Folha de S.Paulo

Único texto infantil de Hilda Hilst é uma introdução à sua obra

Escrito para filho de amigo, ‘Eu Sou a Monstra’ tem o raro ingredient­e capaz de agradar tanto adultos quanto crianças

- Bruno Molinero

FOLHINHA Eu Sou a Monstra Hilda Hilst para Crionças Autora e ilustrador­a: Hilda Hilst. Ed. Quelônio. R$ 60 (54 págs.)

Quando a Festa Literária Internacio­nal de Paraty, a Flip, confirmou que a autora homenagead­a na edição do ano passado seria Hilda Hilst, os organizado­res do evento apresentar­am a sua literatura como uma produção que gira em torno do amor, da morte, do misticismo e da transcendê­ncia.

Um resumo, é claro. Mas um cartão de visitas que pode ajudar a abrir as portas do universo da escritora para um público mais amplo.

É mais ou menos isso o que faz também “Eu Sou a Monstra”. O poema infantil de Hilst, publicado agora na forma de um livreto, com costura externa e pinta de artesanal, ultrapassa a simples diversão entre pais e filhos ou a história para ser lida antes de dormir.

Os versos funcionam como introdução à obra da autora —com um ingredient­e raro: eles são capazes de seduzir tanto crianças quanto adultos.

Talvez porque Hilst não fosse tão fã assim dos pequenos. “Eu não entendo as ‘crionças’. Elas não me entendem. Ficam olhando para mim, esquisitís­simas”, disse certa vez. “Crionças” é como ela se referia a essa faixa etária, em uma mistura de criança com onça.

A falta de idealizaçã­o da infância fazia Hilst tratar meninos e meninas em pé de igualdade. Sobretudo um: Daniel, filho do espanhol Mora Fuentes, amigo da autora que visitava sua Casa do Sol, sítio em Campinas, no interior paulista, que servia de retiro artístico.

Daniel, que hoje é presidente do Instituto Hilda Hilst, era chamado por ela de “meu amigo Daniel” —e essa é a dedicatóri­a de “Eu Sou a Monstra”, que foi escrito para o garoto e, até onde se sabe, é a única produção infantil de Hilst.

“Eu sou a Monstra./ Procuro o Daniel / Para desenhar comi- go/ A Monstra no papel”, começa o texto, que é intercalad­o por desenhos feitos à mão pela escritora —mas que poderiam muito bem ter saído do caderno de uma criança.

O visual despretens­ioso e a linguagem direta repleta de quebras de expectativ­as ajudam a prender a atenção do leitor que ainda está aprendendo a ler. “Eu sou assim?/ A bruxa do mato/ Montada num cavaco?/ (atenção: é cavaco e não cavalo)”, escreve.

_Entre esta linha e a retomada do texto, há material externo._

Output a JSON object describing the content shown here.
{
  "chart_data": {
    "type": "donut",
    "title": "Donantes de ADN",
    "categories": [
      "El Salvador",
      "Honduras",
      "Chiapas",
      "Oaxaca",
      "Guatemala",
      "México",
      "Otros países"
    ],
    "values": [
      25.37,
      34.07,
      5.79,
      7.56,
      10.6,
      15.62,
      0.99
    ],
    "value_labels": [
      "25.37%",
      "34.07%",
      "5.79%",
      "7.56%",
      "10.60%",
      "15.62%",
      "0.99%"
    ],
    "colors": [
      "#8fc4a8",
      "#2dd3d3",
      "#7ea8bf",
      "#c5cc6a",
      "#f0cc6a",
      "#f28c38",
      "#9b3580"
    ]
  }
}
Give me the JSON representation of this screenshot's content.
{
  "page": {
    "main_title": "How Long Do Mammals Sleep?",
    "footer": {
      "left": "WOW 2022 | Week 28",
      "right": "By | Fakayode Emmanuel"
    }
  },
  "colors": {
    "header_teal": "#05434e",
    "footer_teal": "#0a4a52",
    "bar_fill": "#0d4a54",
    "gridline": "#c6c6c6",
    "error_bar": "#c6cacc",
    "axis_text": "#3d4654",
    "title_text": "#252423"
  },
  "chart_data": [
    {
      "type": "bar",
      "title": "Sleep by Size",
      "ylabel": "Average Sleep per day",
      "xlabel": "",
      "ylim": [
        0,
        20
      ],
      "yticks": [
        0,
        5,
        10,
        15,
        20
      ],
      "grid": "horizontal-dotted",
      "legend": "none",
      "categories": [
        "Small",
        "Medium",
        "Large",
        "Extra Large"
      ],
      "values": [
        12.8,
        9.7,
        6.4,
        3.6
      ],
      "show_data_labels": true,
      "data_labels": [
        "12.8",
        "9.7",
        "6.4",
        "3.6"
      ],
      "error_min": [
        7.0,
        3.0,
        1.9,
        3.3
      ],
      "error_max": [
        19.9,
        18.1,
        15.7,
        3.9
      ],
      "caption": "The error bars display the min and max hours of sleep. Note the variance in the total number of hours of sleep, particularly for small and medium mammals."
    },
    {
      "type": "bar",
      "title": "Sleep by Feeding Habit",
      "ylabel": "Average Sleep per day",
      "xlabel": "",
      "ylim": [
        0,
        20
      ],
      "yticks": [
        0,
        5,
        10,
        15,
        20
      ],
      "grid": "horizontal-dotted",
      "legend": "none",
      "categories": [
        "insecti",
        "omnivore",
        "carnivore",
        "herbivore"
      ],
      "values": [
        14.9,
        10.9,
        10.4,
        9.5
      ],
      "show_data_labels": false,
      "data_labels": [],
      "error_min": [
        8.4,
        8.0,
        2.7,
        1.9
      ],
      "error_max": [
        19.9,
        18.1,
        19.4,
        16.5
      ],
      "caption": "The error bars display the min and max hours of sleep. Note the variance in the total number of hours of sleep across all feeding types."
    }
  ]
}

Mas aproxima também o adulto que busca um flanco de entrada na produção de Hilst. De certa forma, “Eu Sou a Monstra” pode ser o primeiro degrau que leva a “Da Poesia”, livro publicado pela Companhia das Letras que reúne a produção poética da autora.

Com uma vantagem. Em vida, Hilst lançou grande parte de seus livros de forma artesanal, alguns dos quais pelas mãos do editor Massao Ohno. A edição de “Eu Sou a Monstra” é uma reverência a isso, após a descoberta de sua literatura pelo mercado editorial.